Friday, May 4, lunch keynote (12:30-13:15)

Speaker: Susan Blackmore
Title:

The Meme's Eye Web

Abstract:

The new science of memetics is a highly infectious meme that is spreading through culture as quickly as did tamagotchis and the love bug. But is it really science? Sue Blackmore, author of the bestselling The Meme Machine, thinks it is - and that we cannot hope to understand what is happening in the information age without it.

Memes are ideas, habits, skills, theories, songs, or stories that spread from person to person by imitation. Like genes, they are replicators that are copied with variation and selection - giving rise to a new evolutionary process. Some memes spread because they are true or beautiful or useful to us, such as scientific theories, great literature and effective political systems. Others are more like viruses and spread selfishly regardless of their effect on us; including chain letters and e-mail viruses. Richard Dawkins, who invented the term 'meme', calls religions "viruses of the mind".

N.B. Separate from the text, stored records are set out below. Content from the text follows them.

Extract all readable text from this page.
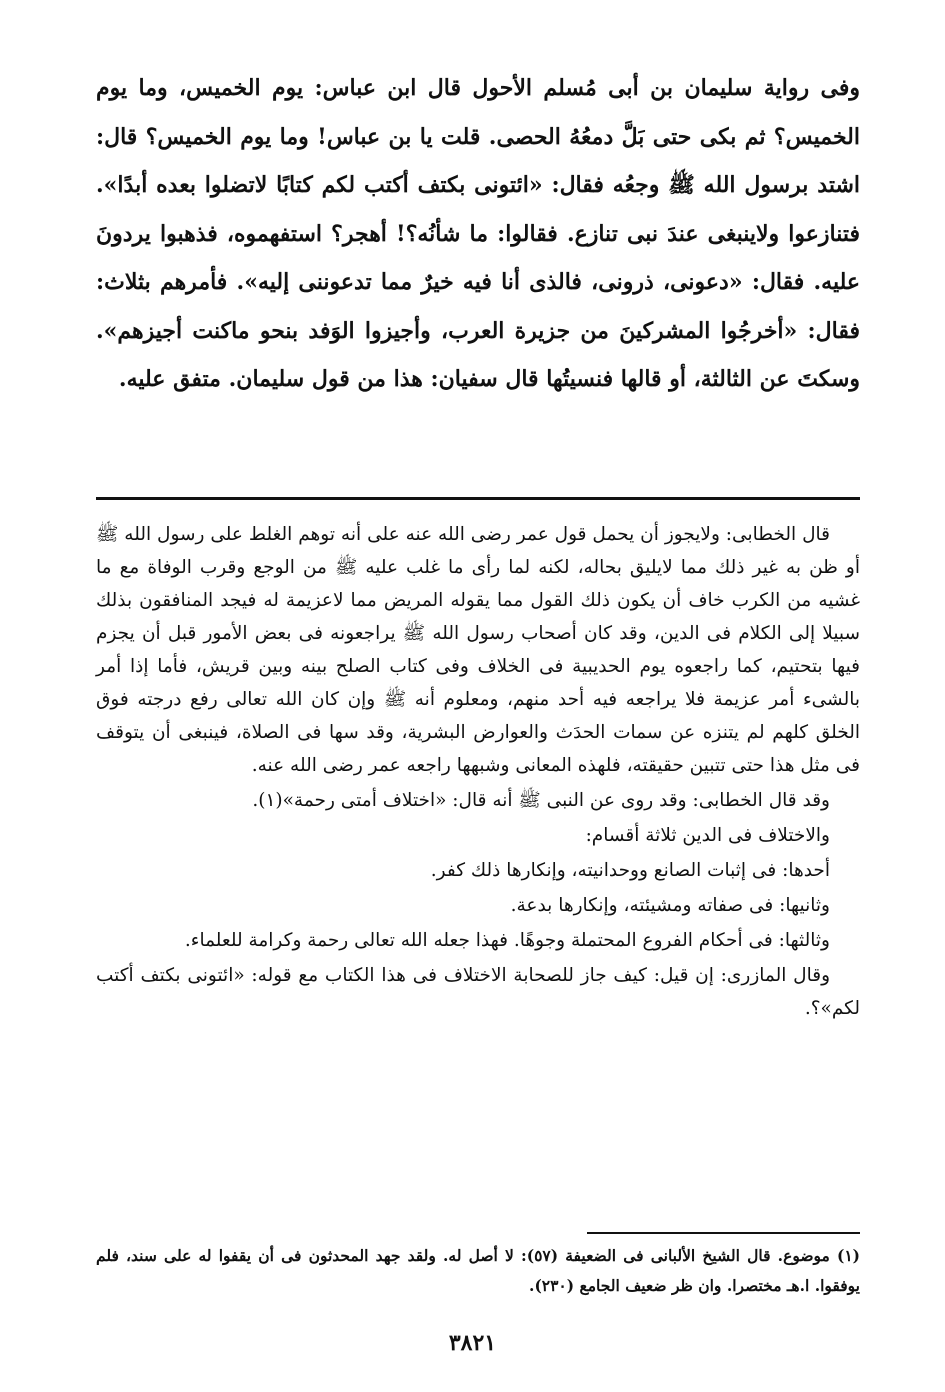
وفى رواية سليمان بن أبى مُسلم الأحول قال ابن عباس: يوم الخميس، وما يوم الخميس؟ ثم بكى حتى بَلَّ دمعُهُ الحصى. قلت يا بن عباس! وما يوم الخميس؟ قال: اشتد برسول الله ﷺ وجعُه فقال: «ائتونى بكتف أكتب لكم كتابًا لاتضلوا بعده أبدًا». فتنازعوا ولاينبغى عندَ نبى تنازع. فقالوا: ما شأنُه؟! أهجر؟ استفهموه، فذهبوا يردونَ عليه. فقال: «دعونى، ذرونى، فالذى أنا فيه خيرٌ مما تدعوننى إليه». فأمرهم بثلاث: فقال: «أخرجُوا المشركينَ من جزيرة العرب، وأجيزوا الوَفد بنحو ماكنت أجيزهم». وسكتَ عن الثالثة، أو قالها فنسيتُها قال سفيان: هذا من قول سليمان. متفق عليه.

قال الخطابى: ولايجوز أن يحمل قول عمر رضى الله عنه على أنه توهم الغلط على رسول الله ﷺ أو ظن به غير ذلك مما لايليق بحاله، لكنه لما رأى ما غلب عليه ﷺ من الوجع وقرب الوفاة مع ما غشيه من الكرب خاف أن يكون ذلك القول مما يقوله المريض مما لاعزيمة له فيجد المنافقون بذلك سبيلا إلى الكلام فى الدين، وقد كان أصحاب رسول الله ﷺ يراجعونه فى بعض الأمور قبل أن يجزم فيها بتحتيم، كما راجعوه يوم الحديبية فى الخلاف وفى كتاب الصلح بينه وبين قريش، فأما إذا أمر بالشىء أمر عزيمة فلا يراجعه فيه أحد منهم، ومعلوم أنه ﷺ وإن كان الله تعالى رفع درجته فوق الخلق كلهم لم يتنزه عن سمات الحدَث والعوارض البشرية، وقد سها فى الصلاة، فينبغى أن يتوقف فى مثل هذا حتى تتبين حقيقته، فلهذه المعانى وشبهها راجعه عمر رضى الله عنه.

وقد قال الخطابى: وقد روى عن النبى ﷺ أنه قال: «اختلاف أمتى رحمة»(١).

والاختلاف فى الدين ثلاثة أقسام:

أحدها: فى إثبات الصانع ووحدانيته، وإنكارها ذلك كفر.

وثانيها: فى صفاته ومشيئته، وإنكارها بدعة.

وثالثها: فى أحكام الفروع المحتملة وجوهًا. فهذا جعله الله تعالى رحمة وكرامة للعلماء.

وقال المازرى: إن قيل: كيف جاز للصحابة الاختلاف فى هذا الكتاب مع قوله: «ائتونى بكتف أكتب لكم»؟.

(١) موضوع. قال الشيخ الألبانى فى الضعيفة (٥٧): لا أصل له. ولقد جهد المحدثون فى أن يقفوا له على سند، فلم يوفقوا. ا.هـ مختصرا. وان ظر ضعيف الجامع (٢٣٠).
٣٨٢١
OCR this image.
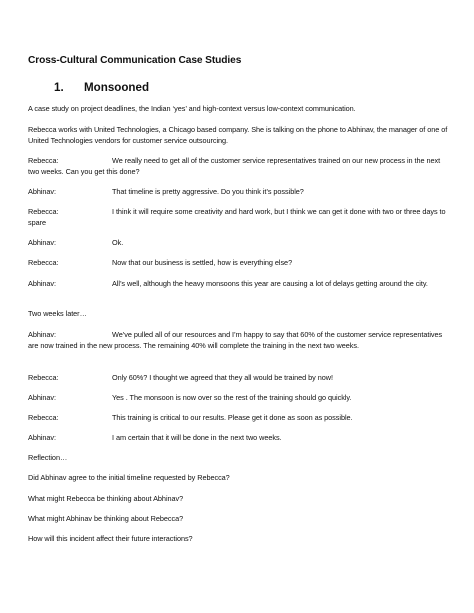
Cross-Cultural Communication Case Studies
1. Monsooned
A case study on project deadlines, the Indian ‘yes’ and high-context versus low-context communication.
Rebecca works with United Technologies, a Chicago based company. She is talking on the phone to Abhinav, the manager of one of United Technologies vendors for customer service outsourcing.
Rebecca:	We really need to get all of the customer service representatives trained on our new process in the next two weeks. Can you get this done?
Abhinav:	That timeline is pretty aggressive. Do you think it’s possible?
Rebecca:	I think it will require some creativity and hard work, but I think we can get it done with two or three days to spare
Abhinav:	Ok.
Rebecca:	Now that our business is settled, how is everything else?
Abhinav:	All’s well, although the heavy monsoons this year are causing a lot of delays getting around the city.
Two weeks later…
Abhinav:	We’ve pulled all of our resources and I’m happy to say that 60% of the customer service representatives are now trained in the new process. The remaining 40% will complete the training in the next two weeks.
Rebecca:	Only 60%? I thought we agreed that they all would be trained by now!
Abhinav:	Yes . The monsoon is now over so the rest of the training should go quickly.
Rebecca:	This training is critical to our results. Please get it done as soon as possible.
Abhinav:	I am certain that it will be done in the next two weeks.
Reflection…
Did Abhinav agree to the initial timeline requested by Rebecca?
What might Rebecca be thinking about Abhinav?
What might Abhinav be thinking about Rebecca?
How will this incident affect their future interactions?
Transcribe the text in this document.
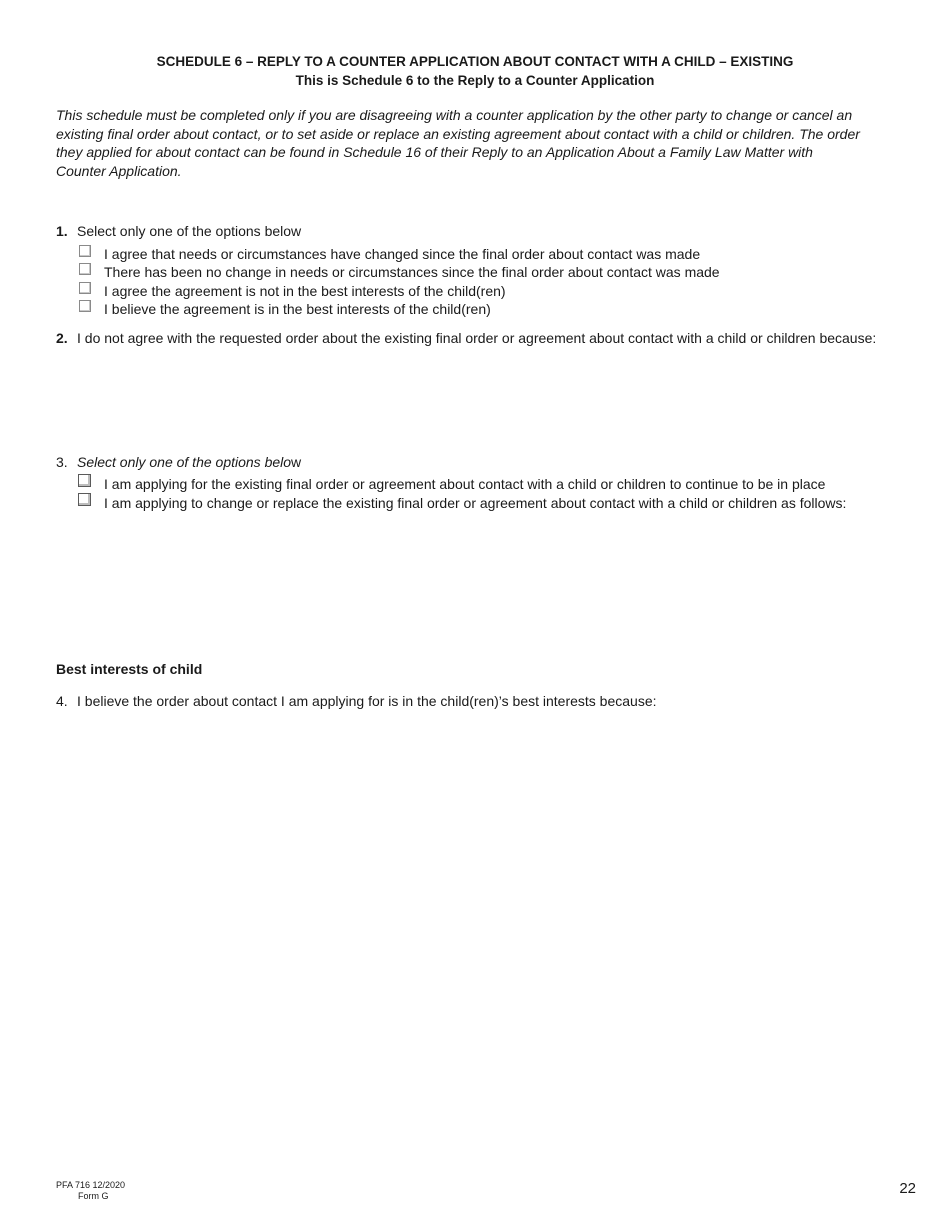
SCHEDULE 6 – REPLY TO A COUNTER APPLICATION ABOUT CONTACT WITH A CHILD – EXISTING
This is Schedule 6 to the Reply to a Counter Application
This schedule must be completed only if you are disagreeing with a counter application by the other party to change or cancel an existing final order about contact, or to set aside or replace an existing agreement about contact with a child or children. The order they applied for about contact can be found in Schedule 16 of their Reply to an Application About a Family Law Matter with Counter Application.
1. Select only one of the options below
I agree that needs or circumstances have changed since the final order about contact was made
There has been no change in needs or circumstances since the final order about contact was made
I agree the agreement is not in the best interests of the child(ren)
I believe the agreement is in the best interests of the child(ren)
2. I do not agree with the requested order about the existing final order or agreement about contact with a child or children because:
3. Select only one of the options below
I am applying for the existing final order or agreement about contact with a child or children to continue to be in place
I am applying to change or replace the existing final order or agreement about contact with a child or children as follows:
Best interests of child
4. I believe the order about contact I am applying for is in the child(ren)’s best interests because:
PFA 716 12/2020
Form G	22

Blackmore argues that memes - the second replicators - have shaped human nature. By driving the evolution of the machinery that copies them, memes created the enormous human brain with its specialised capacity for language. More recently they drove the invention of writing, printing, mass communications and broadcasting, and now they have constructed the internet. From the meme¡¦s eye point of view the World Wide Web is a vast playground for their own selfish propagation.